As noted earlier, in the more advanced stages of cancer, a number of clinical factors take on a greater role in determining a patient’s prognosis. These include clinical prediction of survival (CPS), performance status, dyspnea, anorexia-cachexia, and delirium.

Clinical prediction of survival

Based upon medical knowledge, clinical experience, and “gut instinct,” a clinician’s CPS is a frequently used tool in the estimation of prognosis. However, it is important to keep in mind that in most instances, CPS tends to be overoptimistic. In fact, CPS is more than twice as likely to be overoptimistic versus overpessimistic and to overestimate the length of survival by a factor of between 3 and 5.

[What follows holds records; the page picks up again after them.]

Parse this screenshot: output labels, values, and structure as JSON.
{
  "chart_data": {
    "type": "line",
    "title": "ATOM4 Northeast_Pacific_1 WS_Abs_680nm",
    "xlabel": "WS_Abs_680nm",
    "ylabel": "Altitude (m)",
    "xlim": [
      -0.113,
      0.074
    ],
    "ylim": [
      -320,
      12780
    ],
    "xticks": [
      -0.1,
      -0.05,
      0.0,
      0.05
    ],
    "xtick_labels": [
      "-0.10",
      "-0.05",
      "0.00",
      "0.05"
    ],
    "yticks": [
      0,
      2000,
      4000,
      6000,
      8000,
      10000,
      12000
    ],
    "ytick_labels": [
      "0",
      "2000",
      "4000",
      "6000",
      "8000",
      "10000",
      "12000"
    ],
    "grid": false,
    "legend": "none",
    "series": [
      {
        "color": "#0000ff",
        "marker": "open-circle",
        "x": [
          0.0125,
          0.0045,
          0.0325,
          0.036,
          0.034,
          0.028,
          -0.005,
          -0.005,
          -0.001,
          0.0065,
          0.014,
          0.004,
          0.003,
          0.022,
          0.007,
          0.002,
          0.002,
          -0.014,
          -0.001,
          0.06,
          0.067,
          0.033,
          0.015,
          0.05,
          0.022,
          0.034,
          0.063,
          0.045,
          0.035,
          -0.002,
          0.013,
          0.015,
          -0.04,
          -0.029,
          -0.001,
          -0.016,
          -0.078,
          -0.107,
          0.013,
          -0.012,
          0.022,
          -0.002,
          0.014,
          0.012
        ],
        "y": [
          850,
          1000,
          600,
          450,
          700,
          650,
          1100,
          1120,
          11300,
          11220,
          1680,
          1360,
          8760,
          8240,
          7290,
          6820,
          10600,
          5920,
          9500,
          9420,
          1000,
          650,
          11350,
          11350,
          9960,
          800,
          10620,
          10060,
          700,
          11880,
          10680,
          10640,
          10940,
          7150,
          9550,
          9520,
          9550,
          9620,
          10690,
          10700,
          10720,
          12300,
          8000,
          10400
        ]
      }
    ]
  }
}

In a classic study, Chistakis et al. asked 343 physicians to estimate the survival of 468 patients at the time of hospice referral. The medial survival in this cohort was 24 days. A total of 20% of predictions were accurate, 63% were overly optimistic, and 17% were overly pessimistic. On average, physicians tended to overestimate prognosis by a factor of 5. In addition, the study found that the tendency of doctors to make prognostic errors was lower among experienced doctors and those who had less of an emotional attachment to the patient. Surprisingly, the better the doctor knew the patient—as measured by the length and recentness of their contact—the more likely the doctor was to err. A later study by Poses et al. demonstrated that averaging the CPS across multiple physicians may be more accurate than one physician alone.

In summary, the CPS is a generally useful and valid tool but is subject to a series of factors that limit its accuracy. The CPS should not be used alone. Rather, clinicians should consider using CPS in combination with other prognostic factors or scores to improve the accuracy of their predictions.